M. le Président.--Si la discussion dégénère en interruptions, vous aurez une séance comme celle d'hier; vous ne pourrez vous en prendre qu'à vous seuls de la cause du désordre.

M. le ministre de l'instruction publique.--Rassurez-vous, messieurs, je ne cherche point à éluder la question politique, j'y reviendrai tout à l'heure; mais j'ai besoin pour moi-même, pour ma propre satisfaction, de démontrer à la Chambre que j'ai eu le droit légal de faire ce que j'ai fait... (Nouvelle interruption: Écoutez! écoutez!)

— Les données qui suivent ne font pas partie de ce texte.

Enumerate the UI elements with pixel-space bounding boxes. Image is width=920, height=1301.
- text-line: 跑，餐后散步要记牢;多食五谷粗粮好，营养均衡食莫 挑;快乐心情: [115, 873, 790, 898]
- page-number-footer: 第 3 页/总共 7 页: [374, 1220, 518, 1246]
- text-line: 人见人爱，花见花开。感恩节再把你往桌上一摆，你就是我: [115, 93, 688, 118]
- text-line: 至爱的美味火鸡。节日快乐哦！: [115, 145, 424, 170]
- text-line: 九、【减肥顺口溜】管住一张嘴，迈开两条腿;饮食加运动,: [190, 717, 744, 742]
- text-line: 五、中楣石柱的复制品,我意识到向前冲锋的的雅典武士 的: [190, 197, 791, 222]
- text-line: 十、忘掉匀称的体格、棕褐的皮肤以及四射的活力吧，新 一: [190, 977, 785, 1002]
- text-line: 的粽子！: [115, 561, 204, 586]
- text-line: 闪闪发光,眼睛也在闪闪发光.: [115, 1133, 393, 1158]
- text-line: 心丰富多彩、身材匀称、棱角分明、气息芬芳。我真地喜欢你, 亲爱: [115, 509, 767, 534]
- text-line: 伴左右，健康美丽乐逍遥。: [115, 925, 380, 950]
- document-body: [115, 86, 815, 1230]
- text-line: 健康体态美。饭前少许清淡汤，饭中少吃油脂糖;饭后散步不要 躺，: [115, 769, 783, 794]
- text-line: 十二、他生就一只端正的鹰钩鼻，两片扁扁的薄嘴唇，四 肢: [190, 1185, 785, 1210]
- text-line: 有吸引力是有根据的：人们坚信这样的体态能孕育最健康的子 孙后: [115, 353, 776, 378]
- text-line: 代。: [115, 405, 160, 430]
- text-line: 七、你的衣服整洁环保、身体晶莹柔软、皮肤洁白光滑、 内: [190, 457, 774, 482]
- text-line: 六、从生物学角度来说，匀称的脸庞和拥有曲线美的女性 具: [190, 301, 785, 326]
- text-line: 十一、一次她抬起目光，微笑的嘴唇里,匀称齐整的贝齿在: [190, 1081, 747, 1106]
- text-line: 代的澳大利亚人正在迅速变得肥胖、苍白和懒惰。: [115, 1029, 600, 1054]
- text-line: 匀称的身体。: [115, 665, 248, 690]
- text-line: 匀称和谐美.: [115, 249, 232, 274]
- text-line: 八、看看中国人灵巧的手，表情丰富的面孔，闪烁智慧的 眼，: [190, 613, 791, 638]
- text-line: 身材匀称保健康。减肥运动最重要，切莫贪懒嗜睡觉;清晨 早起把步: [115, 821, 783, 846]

Les fonctionnaires administratifs de l'instruction publique sont les proviseurs de collége, les recteurs, les inspecteurs généraux et les inspecteurs d'académie. Le 23 mai 1831, un recteur a été mis à la retraite contre son gré; le 23 avril 1832, un inspecteur général a été également mis à la retraite contre son gré; le 29 octobre 1831, un, deux, trois, quatre, cinq inspecteurs d'académie ont été, les uns purement révoqués, les autres mis à la retraite contre leur aveu. Un proviseur du collége de Reims a été révoqué par arrêté du 12 octobre 1830. Ainsi, vous voyez que la jurisprudence presque constante de l'instruction publique a été que les fonctionnaires purement administratifs pouvaient être écartés. La responsabilité ministérielle l'exige impérieusement. j'ai donc eu le droit de faire ce que j'ai fait.

Je viens à la seconde question, dont vous a entretenus l'honorable préopinant.

Ce n'est plus une question d'Université, c'est une question de politique générale, d'administration générale de l'État. L'honorable préopinant m'a fait l'honneur de citer quelques phrases que j'ai écrites il y a déjà longues années. La cause que j'ai défendue alors, je la défends également aujourd'hui. La liberté du vote, du vote silencieux... (Vive interruption. Exclamations diverses) la liberté du vote, du vote personnel, soit de l'électeur, soit du député, je l'avoue complétement, Messieurs, les exemples ne manquent point, au dehors ni au dedans de cette Chambre, pour prouver que le gouvernement ne professe pas et ne pratique pas une autre doctrine. Les deux honorables membres sur lesquels a porté la mesure dont on parle ne sont pas les seuls qui aient attaqué les mesures du gouvernement, qui aient manifesté de l'opposition; ils sont cependant les seuls qui aient été frappés.

M. Dubois-Aymé.--Je l'ai été aussi.

M. le ministre de l'instruction publique.--Je parle de ce qui s'est passé hier. Ils sont les seuls qui aient été frappés. Le ministère est donc très-loin de professer que tous les fonctionnaires doivent lui inféoder leur vote.

M. Jollivet.--M. Dulong a été destitué, et il n'avait pas parlé! (Bruits divers.)

M. le Président.--M. Jollivet, vous n'avez pas le droit d'interrompre.

M. le ministre de l'instruction publique.--Je répète aux interrupteurs qu'il y a dans cette Chambre plusieurs députés fonctionnaires qui ont non-seulement voté, mais parlé avec une entière indépendance, et qui n'ont pas été atteints par une mesure semblable à celle dont il s'agit en ce moment.